Building a RAG Pipeline with llama.cpp in Python

Constructing a RAG Pipeline with llama.cpp in Python
Picture by Editor | Midjourney

Utilizing llama.cpp permits environment friendly and accessible inference of massive language fashions (LLMs) on native units, notably when working on CPUs. This text takes this functionality to a full retrieval augmented era (RAG) degree, offering a sensible, example-based information to constructing a RAG pipeline with this framework utilizing Python.

Step-by-Step Course of

First, we set up the required packages:

pip set up llama-cpp-python pip set up langchain langchain-community sentence-transformers chromadb pip set up pypdf requests pydantic tqdm

pip set up llama–cpp–python

pip set up langchain langchain–neighborhood sentence–transformers chromadb

pip set up pypdf requests pydantic tqdm

Keep in mind the preliminary elements setup will take a couple of minutes to finish if none have been put in earlier than in your working surroundings.

After putting in llama.cpp, Langchain, and different elements reminiscent of pypdf for dealing with PDF paperwork in doc corpus, it’s time to import all we want.
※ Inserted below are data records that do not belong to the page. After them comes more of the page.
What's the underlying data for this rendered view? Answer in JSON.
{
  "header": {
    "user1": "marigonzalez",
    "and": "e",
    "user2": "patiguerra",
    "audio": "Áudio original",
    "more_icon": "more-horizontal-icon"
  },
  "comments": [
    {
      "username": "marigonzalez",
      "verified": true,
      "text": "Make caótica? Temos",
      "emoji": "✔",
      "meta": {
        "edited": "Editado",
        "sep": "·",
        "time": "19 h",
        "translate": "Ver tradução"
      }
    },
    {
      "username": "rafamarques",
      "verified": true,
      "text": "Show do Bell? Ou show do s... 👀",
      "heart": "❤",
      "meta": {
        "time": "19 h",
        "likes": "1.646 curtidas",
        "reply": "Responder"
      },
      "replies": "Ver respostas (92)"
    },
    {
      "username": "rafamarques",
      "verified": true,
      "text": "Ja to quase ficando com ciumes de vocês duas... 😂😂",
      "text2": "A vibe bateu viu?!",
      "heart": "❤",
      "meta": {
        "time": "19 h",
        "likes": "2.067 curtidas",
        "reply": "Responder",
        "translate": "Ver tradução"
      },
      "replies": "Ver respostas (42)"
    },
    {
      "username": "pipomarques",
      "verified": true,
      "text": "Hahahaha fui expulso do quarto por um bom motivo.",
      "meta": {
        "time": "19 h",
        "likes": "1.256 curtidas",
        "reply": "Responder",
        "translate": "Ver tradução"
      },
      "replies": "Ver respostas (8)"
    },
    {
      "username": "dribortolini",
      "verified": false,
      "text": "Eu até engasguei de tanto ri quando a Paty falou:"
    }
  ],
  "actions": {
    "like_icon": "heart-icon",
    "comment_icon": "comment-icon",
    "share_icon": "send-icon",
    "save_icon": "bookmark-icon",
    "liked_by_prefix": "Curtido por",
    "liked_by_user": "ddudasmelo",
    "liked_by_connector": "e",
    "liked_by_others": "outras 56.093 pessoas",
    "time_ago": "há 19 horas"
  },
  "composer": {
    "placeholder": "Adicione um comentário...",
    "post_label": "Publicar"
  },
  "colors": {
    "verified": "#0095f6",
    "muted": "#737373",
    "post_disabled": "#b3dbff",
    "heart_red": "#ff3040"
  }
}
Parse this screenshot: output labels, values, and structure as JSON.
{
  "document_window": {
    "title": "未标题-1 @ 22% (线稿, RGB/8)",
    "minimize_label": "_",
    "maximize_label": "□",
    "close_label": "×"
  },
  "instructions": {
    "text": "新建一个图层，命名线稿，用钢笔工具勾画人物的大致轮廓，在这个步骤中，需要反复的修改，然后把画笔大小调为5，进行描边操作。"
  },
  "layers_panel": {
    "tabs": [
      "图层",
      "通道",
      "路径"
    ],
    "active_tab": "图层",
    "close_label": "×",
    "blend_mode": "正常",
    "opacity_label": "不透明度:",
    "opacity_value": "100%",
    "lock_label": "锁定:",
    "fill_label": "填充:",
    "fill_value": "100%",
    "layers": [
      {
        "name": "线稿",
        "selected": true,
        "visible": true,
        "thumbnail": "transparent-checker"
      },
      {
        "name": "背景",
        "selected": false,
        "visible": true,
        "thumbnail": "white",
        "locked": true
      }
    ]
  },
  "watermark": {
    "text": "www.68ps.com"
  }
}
import os from langchain.embeddings import HuggingFaceEmbeddings from langchain.vectorstores import Chroma from langchain.document_loaders import PyPDFLoader, TextLoader from langchain.text_splitter import RecursiveCharacterTextSplitter from langchain.chains import RetrievalQA from langchain.prompts import PromptTemplate from langchain.llms import LlamaCpp import requests from tqdm import tqdm import time

import os

from langchain.embeddings import HuggingFaceEmbeddings

from langchain.vectorstores import Chroma

from langchain.document_loaders import PyPDFLoader, TextLoader

from langchain.text_splitter import RecursiveCharacterTextSplitter

from langchain.chains import RetrievalQA

from langchain.prompts import PromptTemplate

from langchain.llms import LlamaCpp

import requests

from tqdm import tqdm

import time

Time to get began with the true course of. The very first thing we want is regionally downloading an LLM. Though in an actual state of affairs it’s your decision a much bigger LLM, to make our instance comparatively light-weight, we are going to load a comparatively smaller LLM (I do know, this simply sounded contradictory!), specifically the Llama 2 7B quantized mannequin, accessible from Hugging Face:

model_path = “llama-2-7b-chat.Q4_K_M.gguf” if not os.path.exists(model_path): print(f”Downloading {model_path}…”) # It’s possible you’ll need to change the mannequin URL by one other of your alternative model_url = “https://huggingface.co/TheBloke/Llama-2-7B-Chat-GGUF/resolve/foremost/llama-2-7b-chat.Q4_K_M.gguf” response = requests.get(model_url, stream=True) total_size = int(response.headers.get(‘content-length’, 0)) with open(model_path, ‘wb’) as f: for information in tqdm(response.iter_content(chunk_size=1024), whole=total_size//1024): f.write(information) print(“Obtain full!”)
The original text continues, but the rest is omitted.